Christmas isn’t just about family

We need to think about others this Christmas, not just those closest to us

Art by Sinaoife Andrews

Four years ago, on the night before Christmas Eve I posted on facebook that I didn’t think my family could go for another two hours without someone bursting into tears (as a joke). Roughly five minutes later, my then eleven year old sister (accidently) got kicked in the shins by my then 13 year old brother, and the first tears of christmas were spilled. It was not the last.

Christmas, as well as being filled with joy, is also filled with tension. Traditionally, people spend large blocks of time with family members or close friends, something that does not happen on quite as big a scale at other times of the year.

Christmas is a wonderful time to be alive. I am the person who watches Arthur Christmas from October onwards. I think the reindeer antlers and nose sets you put on cars are funny. I am the reason they make large, novelty Christmas hats that sing. Most of my calories from Halloween onwards go towards festive drinks, and you don’t even want to know how many festive candles I have stockpiled.

However, I am the first to admit that Christmas can be a very stressful time. The loneliness that can come with Christmas is unbearable, with the merriment and joy that spills out of everywhere almost taunting at times.

Christmas is a time when many people become so busy and stressed trying to create a perfect holiday season, they don’t even notice a lot of people who get left out of the festivities. All it takes to be reminded of this is a brief scroll through the comment section of Mud’s ‘Lonely This Christmas” music video on Youtube.

Some people cannot afford to go home for the holidays, some people do not feel welcome and some people do not have a home or a family to go to. Spending time with family, especially when you no longer live in your family home, can be immensely stressful. You have become an adult who is used to living in their own space, and when staying under your parents’ roof again it can be easy to revert to being an angsty teenager once more.

As we grow up, we live through different experiences and change, not always in a compatible way with family members who have not had the same experiences or been exposed to the same ideas. Having beliefs that clash with your family’s makes for emotionally charged arguments or feeling really left out and misunderstood on a day when there is a pressure be feeling the joy of a thousand burning suns. The needs of people who do not have a family or a similar network to rely on are often forgotten as people spend more time with their relatives.

It is estimated by the UK aging charity Alone that there are 5 million older people in the UK suffering from chronic loneliness. We have only begun to see the effect emigration in the last ten years will have on older people, as, from the age of 55 onwards, those whose children have emigrated begin to feel more isolated.

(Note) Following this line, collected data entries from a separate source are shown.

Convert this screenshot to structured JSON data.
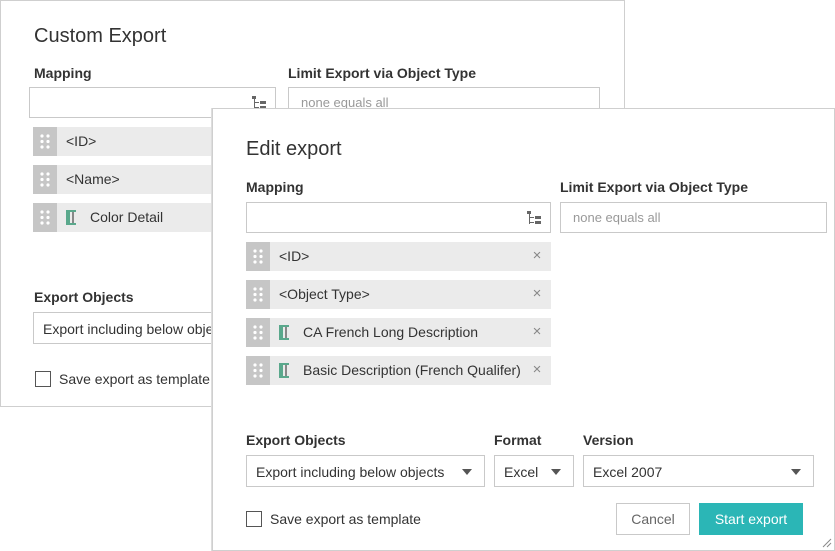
{
  "back_dialog": {
    "title": "Custom Export",
    "mapping_label": "Mapping",
    "limit_label": "Limit Export via Object Type",
    "limit_placeholder": "none equals all",
    "items": [
      {
        "label": "<ID>"
      },
      {
        "label": "<Name>"
      },
      {
        "label": "Color Detail",
        "icon": "attribute-icon"
      }
    ],
    "export_objects_label": "Export Objects",
    "export_objects_value": "Export including below obje",
    "save_template_label": "Save export as template"
  },
  "front_dialog": {
    "title": "Edit export",
    "mapping_label": "Mapping",
    "limit_label": "Limit Export via Object Type",
    "limit_placeholder": "none equals all",
    "items": [
      {
        "label": "<ID>"
      },
      {
        "label": "<Object Type>"
      },
      {
        "label": "CA French Long Description",
        "icon": "attribute-icon"
      },
      {
        "label": "Basic Description (French Qualifer)",
        "icon": "attribute-icon"
      }
    ],
    "remove_glyph": "×",
    "export_objects_label": "Export Objects",
    "export_objects_value": "Export including below objects",
    "format_label": "Format",
    "format_value": "Excel",
    "version_label": "Version",
    "version_value": "Excel 2007",
    "save_template_label": "Save export as template",
    "cancel_label": "Cancel",
    "start_label": "Start export"
  },
  "colors": {
    "accent": "#2bb6b6",
    "grip": "#c6c6c6",
    "item_bg": "#ebebeb",
    "attr_icon": "#5aa88c"
  }
}
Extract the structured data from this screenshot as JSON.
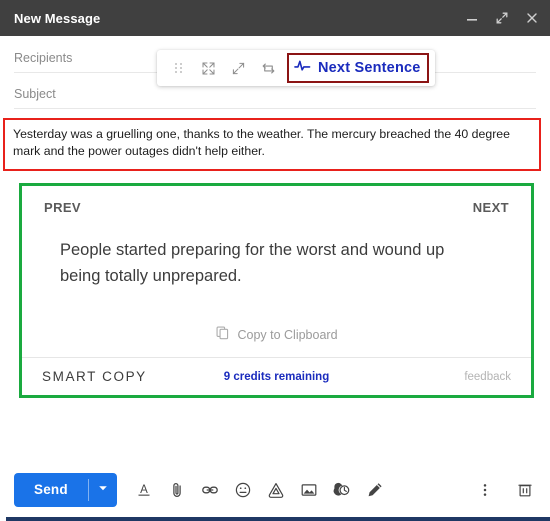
{
  "window": {
    "title": "New Message",
    "controls": [
      {
        "name": "minimize-button",
        "icon": "minimize-icon"
      },
      {
        "name": "fullscreen-button",
        "icon": "fullscreen-icon"
      },
      {
        "name": "close-button",
        "icon": "close-icon"
      }
    ]
  },
  "compose": {
    "recipients_label": "Recipients",
    "recipients_value": "",
    "subject_label": "Subject",
    "subject_value": "",
    "body_text": "Yesterday was a gruelling one, thanks to the weather. The mercury breached the 40 degree mark and the power outages didn't help either."
  },
  "ext_toolbar": {
    "drag_handle": "drag-handle-icon",
    "expand": "expand-icon",
    "collapse": "collapse-icon",
    "swap": "swap-icon",
    "pulse": "pulse-icon",
    "next_sentence_label": "Next Sentence",
    "highlight_color": "#8b1414",
    "accent_color": "#1a2bbd"
  },
  "suggestion_card": {
    "prev_label": "PREV",
    "next_label": "NEXT",
    "text": "People started preparing for the worst and wound up being totally unprepared.",
    "copy_label": "Copy to Clipboard",
    "copy_icon": "copy-icon",
    "brand_label": "SMART COPY",
    "credits_label": "9 credits remaining",
    "feedback_label": "feedback",
    "highlight_color": "#1aaa3f"
  },
  "bottom_bar": {
    "send_label": "Send",
    "send_color": "#1a73e8",
    "send_options_icon": "chevron-down-icon",
    "tools": [
      {
        "name": "format-text-icon",
        "title": "Formatting options"
      },
      {
        "name": "attach-file-icon",
        "title": "Attach files"
      },
      {
        "name": "insert-link-icon",
        "title": "Insert link"
      },
      {
        "name": "insert-emoji-icon",
        "title": "Insert emoji"
      },
      {
        "name": "insert-drive-icon",
        "title": "Insert files using Drive"
      },
      {
        "name": "insert-photo-icon",
        "title": "Insert photo"
      },
      {
        "name": "confidential-mode-icon",
        "title": "Toggle confidential mode"
      },
      {
        "name": "insert-signature-icon",
        "title": "Insert signature"
      }
    ],
    "more_options_icon": "more-options-icon",
    "discard_icon": "trash-icon"
  },
  "highlights": {
    "body_box_color": "#e8211b",
    "card_box_color": "#1aaa3f",
    "button_box_color": "#8b1414"
  }
}
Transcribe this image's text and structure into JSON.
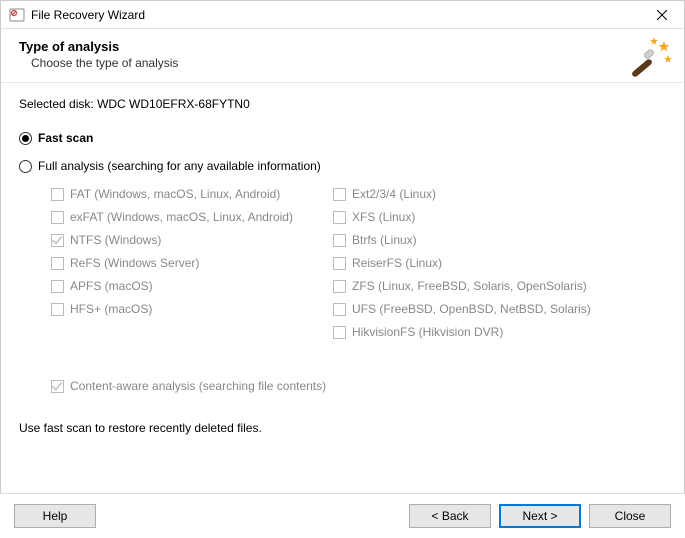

Chronic loneliness has the same effect on health as smoking 15 cigarettes a day. As it gets darker earlier and the weather gets colder it can become harder for the elderly and those with mental or physical illness to leave the house.

Little interactions, like saying hello to a passerby, or making small talk with a shopkeeper can have the largest impact on someone who otherwise does not have anyone to whom to say hello.

Working in a department store last Christmas, I noticed how grateful some people were when I took the effort to talk to them. Many were in the store to buy presents to send to children and grandchildren all around the world who were not making it home for christmas. One lady in particular told me how much it meant to her that I had taken time to have a chat while wrapping up a coat she bought for her daughter living in Canada.

She said that being in such a crowded place reminded her of how that since her husband had died, the only person with whom she could really ‘use her voice’ lived on the other side of the world. She confessed that before calling her daughter on a Sunday evening (their ritual) she would talk out loud to herself, to stop her voice sounding rusty and hoarse from lack of use.

It’s ok to spend Christmas Day in your pyjamas. It is not a failing and not a ‘waste of Christmas’ if that is as much energy as you can put into the day. It is also not unfestive to find christmas lights and music a little too much. While tackling loneliness is something society needs to do as a whole, taking a split second out of your day to smile at a passerby certainly won’t make you feel any worse and might bring a glimmer of human interaction into their day.

As well as being caught up in the commercial mania of Michael Bublé on repeat and attempting to transform yourself into Nigella Lawson, or alternatively being a 21st century scrooge and not so much as turning the thermostat up a degree to show a miserly amount of Christmas cheer, let’s make Christmas a little bit friendlier this year.

Listen to your friends and hear what they are saying. Instead of Christmas lights making some people feel like they are on the outside looking in, let’s make sure they fill everyone with a little bit of warmth this year. Nobody should feel lonely at Christmas, even if they are alone.